Dévoilement, j’ai moi-même été victime de menaces de mort [3] et de harcèlement criminel sur les médias sociaux [4] (les suspects ont plaidé coupables et ont eu leurs sentences) et j’ai été conférencière médias sociaux et force de l’ordre, pour une organisation policière qui préfère rester discrète [5]. Mon opinion sur le sujet est forcément biaisée par ces expériences.

Contrairement à une certaine plèbe qui se scandalise de cette arrestation et qui y voit un exemple de plus d’excès de la police, je trouve qu’au contraire, cette arrestation semble tout à fait justifiée. Si on remonte le fil des événements jusqu’à la première mise en ligne de la suspecte, Jennifer Pawluck (alias Anarcomie) sur Statigr.am [6], on remarque qu’elle avait affublé la photo de plusieurs mots-clics. Ces mots-clics visaient à attirer le plus d’attention possible sur la photo et ils contenaient aussi le fameux ACAB (All Cops Are Bastards). Ces autres photos sur son profil contiennent des photos de balles de révolver, de « A mort les flics », « une balle un flic » et tutti quanti. Disons que lorsqu’on regarde un peu plus profondément, il y a plusieurs éléments troublants. Mais l’élément le plus troublant, qui est celui qui a fait réagir la police, est l’image de leur chef communication avec une balle dans la tête. Disons que l’iconographie est passablement forte pour faire craindre monsieur Lafrenière. Ayant moi-même été victime de ce genre de trucs sur le web, je me souviens encore des nombreux mois d’angoisse que j’ai vécu et qu’à chaque fois que je voyais un néonazi, je me demandais s’il était l’un des 350 admirateurs de la page qui demandait ma mort. Ce qui est réellement inquiétant dans ce genre de chose est que l’on se demande toujours qui est le fêlé qui pourrait passer outre le soi-disant « graffiti » pour passer à l’acte.

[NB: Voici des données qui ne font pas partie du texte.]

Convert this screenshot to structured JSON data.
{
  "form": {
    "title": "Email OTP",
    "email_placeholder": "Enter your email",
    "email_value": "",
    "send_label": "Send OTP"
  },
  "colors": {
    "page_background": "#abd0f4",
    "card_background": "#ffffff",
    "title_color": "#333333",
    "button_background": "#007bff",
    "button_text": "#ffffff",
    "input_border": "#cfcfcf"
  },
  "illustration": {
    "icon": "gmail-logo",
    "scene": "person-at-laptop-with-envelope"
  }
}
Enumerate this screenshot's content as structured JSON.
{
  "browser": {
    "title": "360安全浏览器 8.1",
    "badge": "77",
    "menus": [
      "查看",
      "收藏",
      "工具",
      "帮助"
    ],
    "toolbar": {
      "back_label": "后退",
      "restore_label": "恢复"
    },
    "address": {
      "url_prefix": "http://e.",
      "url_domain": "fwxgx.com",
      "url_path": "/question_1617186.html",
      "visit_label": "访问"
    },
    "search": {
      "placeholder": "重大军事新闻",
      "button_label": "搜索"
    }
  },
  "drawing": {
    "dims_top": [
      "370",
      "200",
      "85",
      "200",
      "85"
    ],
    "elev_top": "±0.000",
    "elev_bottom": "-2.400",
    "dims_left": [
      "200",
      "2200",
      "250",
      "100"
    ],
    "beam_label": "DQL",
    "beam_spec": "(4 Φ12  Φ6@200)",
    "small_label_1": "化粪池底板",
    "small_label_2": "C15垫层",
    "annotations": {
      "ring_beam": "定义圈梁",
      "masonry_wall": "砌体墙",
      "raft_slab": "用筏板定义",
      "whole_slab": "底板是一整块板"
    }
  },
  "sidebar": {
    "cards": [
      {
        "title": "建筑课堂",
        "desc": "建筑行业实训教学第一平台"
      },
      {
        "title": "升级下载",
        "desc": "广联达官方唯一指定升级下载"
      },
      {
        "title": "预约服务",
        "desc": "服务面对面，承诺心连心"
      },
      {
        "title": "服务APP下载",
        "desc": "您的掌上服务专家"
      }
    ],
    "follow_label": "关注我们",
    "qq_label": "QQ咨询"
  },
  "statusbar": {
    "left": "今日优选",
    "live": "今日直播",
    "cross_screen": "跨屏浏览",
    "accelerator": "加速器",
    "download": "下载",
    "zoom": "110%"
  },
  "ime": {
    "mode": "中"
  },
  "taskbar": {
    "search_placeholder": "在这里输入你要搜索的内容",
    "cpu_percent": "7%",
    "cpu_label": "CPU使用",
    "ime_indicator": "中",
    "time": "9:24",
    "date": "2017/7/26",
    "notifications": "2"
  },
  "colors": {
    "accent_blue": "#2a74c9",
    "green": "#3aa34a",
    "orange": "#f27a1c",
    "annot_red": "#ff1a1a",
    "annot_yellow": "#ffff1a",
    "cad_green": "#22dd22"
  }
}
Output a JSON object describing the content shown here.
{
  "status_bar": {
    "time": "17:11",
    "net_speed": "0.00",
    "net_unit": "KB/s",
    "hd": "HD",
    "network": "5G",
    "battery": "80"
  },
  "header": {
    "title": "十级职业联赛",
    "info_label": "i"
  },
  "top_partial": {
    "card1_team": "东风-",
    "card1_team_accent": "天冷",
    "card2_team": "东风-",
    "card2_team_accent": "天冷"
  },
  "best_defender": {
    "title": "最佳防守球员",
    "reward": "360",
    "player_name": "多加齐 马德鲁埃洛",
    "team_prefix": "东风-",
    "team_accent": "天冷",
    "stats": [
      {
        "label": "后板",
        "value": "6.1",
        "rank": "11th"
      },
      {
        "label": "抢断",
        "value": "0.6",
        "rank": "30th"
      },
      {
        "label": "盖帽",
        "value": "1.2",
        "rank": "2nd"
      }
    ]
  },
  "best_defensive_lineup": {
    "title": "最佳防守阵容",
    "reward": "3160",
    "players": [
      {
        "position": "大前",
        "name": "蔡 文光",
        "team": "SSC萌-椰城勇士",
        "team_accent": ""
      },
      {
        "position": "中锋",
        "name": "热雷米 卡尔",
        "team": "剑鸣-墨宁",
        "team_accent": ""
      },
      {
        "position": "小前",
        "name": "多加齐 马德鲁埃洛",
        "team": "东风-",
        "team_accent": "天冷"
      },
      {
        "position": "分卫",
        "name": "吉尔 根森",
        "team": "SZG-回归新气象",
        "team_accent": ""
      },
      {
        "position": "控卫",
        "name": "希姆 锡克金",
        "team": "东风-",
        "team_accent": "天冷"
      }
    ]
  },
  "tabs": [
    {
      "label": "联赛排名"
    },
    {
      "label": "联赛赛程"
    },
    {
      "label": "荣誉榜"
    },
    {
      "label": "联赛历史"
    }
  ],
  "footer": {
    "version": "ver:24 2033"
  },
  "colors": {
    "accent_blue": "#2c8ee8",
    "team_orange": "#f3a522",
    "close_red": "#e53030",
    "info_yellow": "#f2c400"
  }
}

De mettre en ligne, un contenu est un privilège. Mais chacun des contenus qu’on met en ligne, est toujours attaché à un ordinateur, un disque dur et un réseau et ultimement, à un usager. L’usager qui a des privilèges a aussi des responsabilités et ces responsabilités peuvent toujours être de nature civile ou criminelle. Ceux qui s’amusent à déblatérer présentement sur ce cas dans Facebook, Twitter ou ailleurs, en fonction de ce qu’ils disent, pourront un jour être tenus responsables de leur propos. Lorsque vous menacez quelqu’un sur la rue, il a le fardeau d’en faire la preuve. Si vous le faites sur le web, c’est vous même qui faites la preuve et qui vous incriminez…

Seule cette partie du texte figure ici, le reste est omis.